My question to her was, `when do you learn how far you can push someone`, and `how do you deal with your feelings of guilt when you know you are really hurting someone, even though what you are doing is for their own good`. My supervisor was great and made me realise I had done nothing wrong and that I had done the right thing coming to her for help instead of carrying on as I was, because the patients knee would have suffered. So she made me realise its ok to admit that we cant handle every kind of situation yet, even though we feel we should be able to. So I did learn from this that you can push these patients past their limits and it wont damage their knee, we just need to make absolutely sure they have enough pain cover as possible and always check with your supervisor first so they are aware of the situation.
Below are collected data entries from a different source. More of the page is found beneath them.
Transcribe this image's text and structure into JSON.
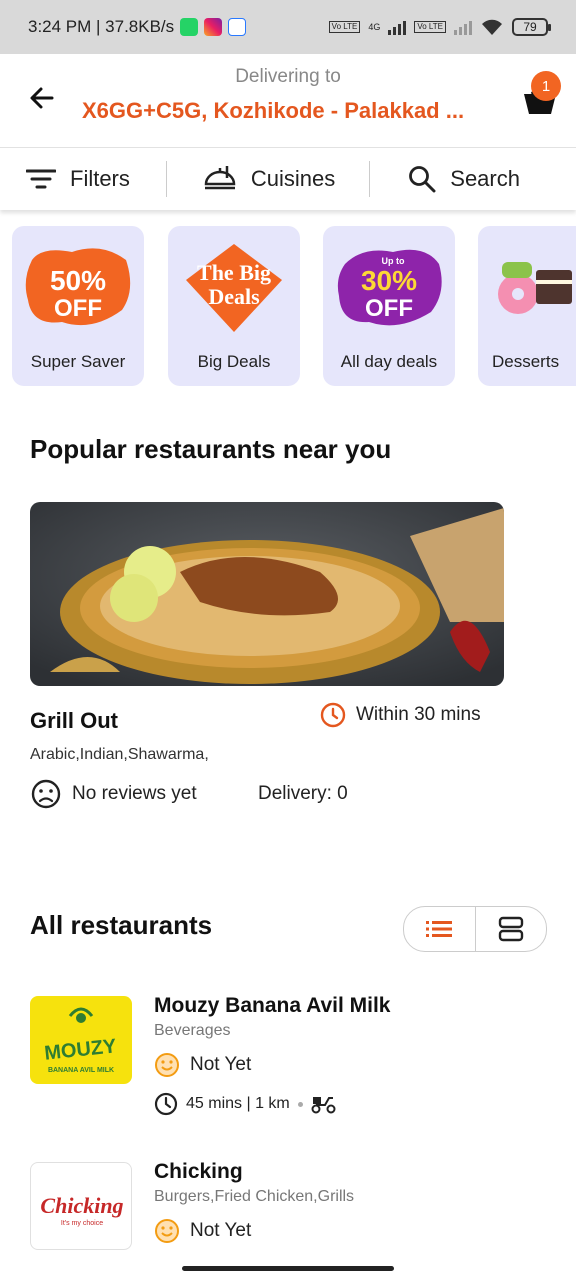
{
  "status_bar": {
    "time_speed": "3:24 PM | 37.8KB/s",
    "network_4g": "4G",
    "volte_1": "Vo LTE",
    "volte_2": "Vo LTE",
    "battery": "79"
  },
  "header": {
    "delivering_label": "Delivering to",
    "address": "X6GG+C5G, Kozhikode - Palakkad ...",
    "cart_count": "1"
  },
  "filter_bar": {
    "filters": "Filters",
    "cuisines": "Cuisines",
    "search": "Search"
  },
  "offers": [
    {
      "label": "Super Saver",
      "badge_big": "50%",
      "badge_small": "OFF",
      "color": "#f26522"
    },
    {
      "label": "Big Deals",
      "badge_big": "The Big",
      "badge_small": "Deals",
      "color": "#f26522"
    },
    {
      "label": "All day deals",
      "badge_top": "Up to",
      "badge_big": "30%",
      "badge_small": "OFF",
      "color": "#8e24aa"
    },
    {
      "label": "Desserts"
    }
  ],
  "popular": {
    "title": "Popular restaurants near you",
    "restaurant": {
      "name": "Grill Out",
      "time": "Within 30 mins",
      "cuisines": "Arabic,Indian,Shawarma,",
      "reviews": "No reviews yet",
      "delivery": "Delivery: 0"
    }
  },
  "all_restaurants": {
    "title": "All restaurants",
    "items": [
      {
        "name": "Mouzy Banana Avil Milk",
        "cuisine": "Beverages",
        "rating": "Not Yet",
        "meta": "45 mins | 1 km",
        "logo_text": "MOUZY",
        "logo_sub": "BANANA AVIL MILK"
      },
      {
        "name": "Chicking",
        "cuisine": "Burgers,Fried Chicken,Grills",
        "rating": "Not Yet",
        "logo_text": "Chicking",
        "logo_sub": "It's my choice"
      }
    ]
  },
  "colors": {
    "accent": "#e4571f",
    "badge": "#f26522",
    "card_bg": "#e6e6fb"
  }
}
After this situation, with another patient, I did manage to be a bit firmer with his exercises, and it had such a good result that my confidence in dealing with patients with such bad pain has increased, although it still has a long way to come.
Sunday, June 1, 2008
Chronic pain
A recent patient I saw had been coming to the physiotherapy clinic for a couple of years for more than one problem. Her problems had gone from bad to better with physiotherapy treatment, of course, but she seemed to have plateaued even with weekly treatment. After assessing her, I had planned on just giving her the same treatment that had been working - STM, PPIVMs and going over her HEP, changing/increasing it depending on my assessment. My supervisor however talked to me about the yellow flag, chronic pain side of her problem and told me how to help with this, treatment had to become less hands on (a nice massage and her back loosened each week) and handed over to the patient. On inspection of her home exercises, she reported she was doing her TA/PF exercises and her Lower traps exercises but she was just doing the set exercises and hadn't applied them to everyday life. She was therefore still experiencing lower back and neck pain and relying on physio every week to get her pain relief.
I used my supervisors advice and although i still gave her the STM as in previous treatments it had a great effect on her pain, i spent most of the treatment talking over functional uses of the exercises she had been given. She picked it up straight away using TA/PF for STS, rolling, bending and even got in before me when she bent over to do up her shoes "tighten those pelvic floor muscles". I went through sitting and standing posture and how correct posture stems from the pelvis. Its position aswell as switching on her TA which made her stand/sit straigher, her chin retract and her "chest bone lift" slightly, automatically using her upper traps. I ended the session by rebooking her for 2 weeks time to break the every week trend.
I do realise that chronic pain does not go away that easily but by handing the information and treatment over to the patient I feel she will feel powered to get herself better and be in control of her pain.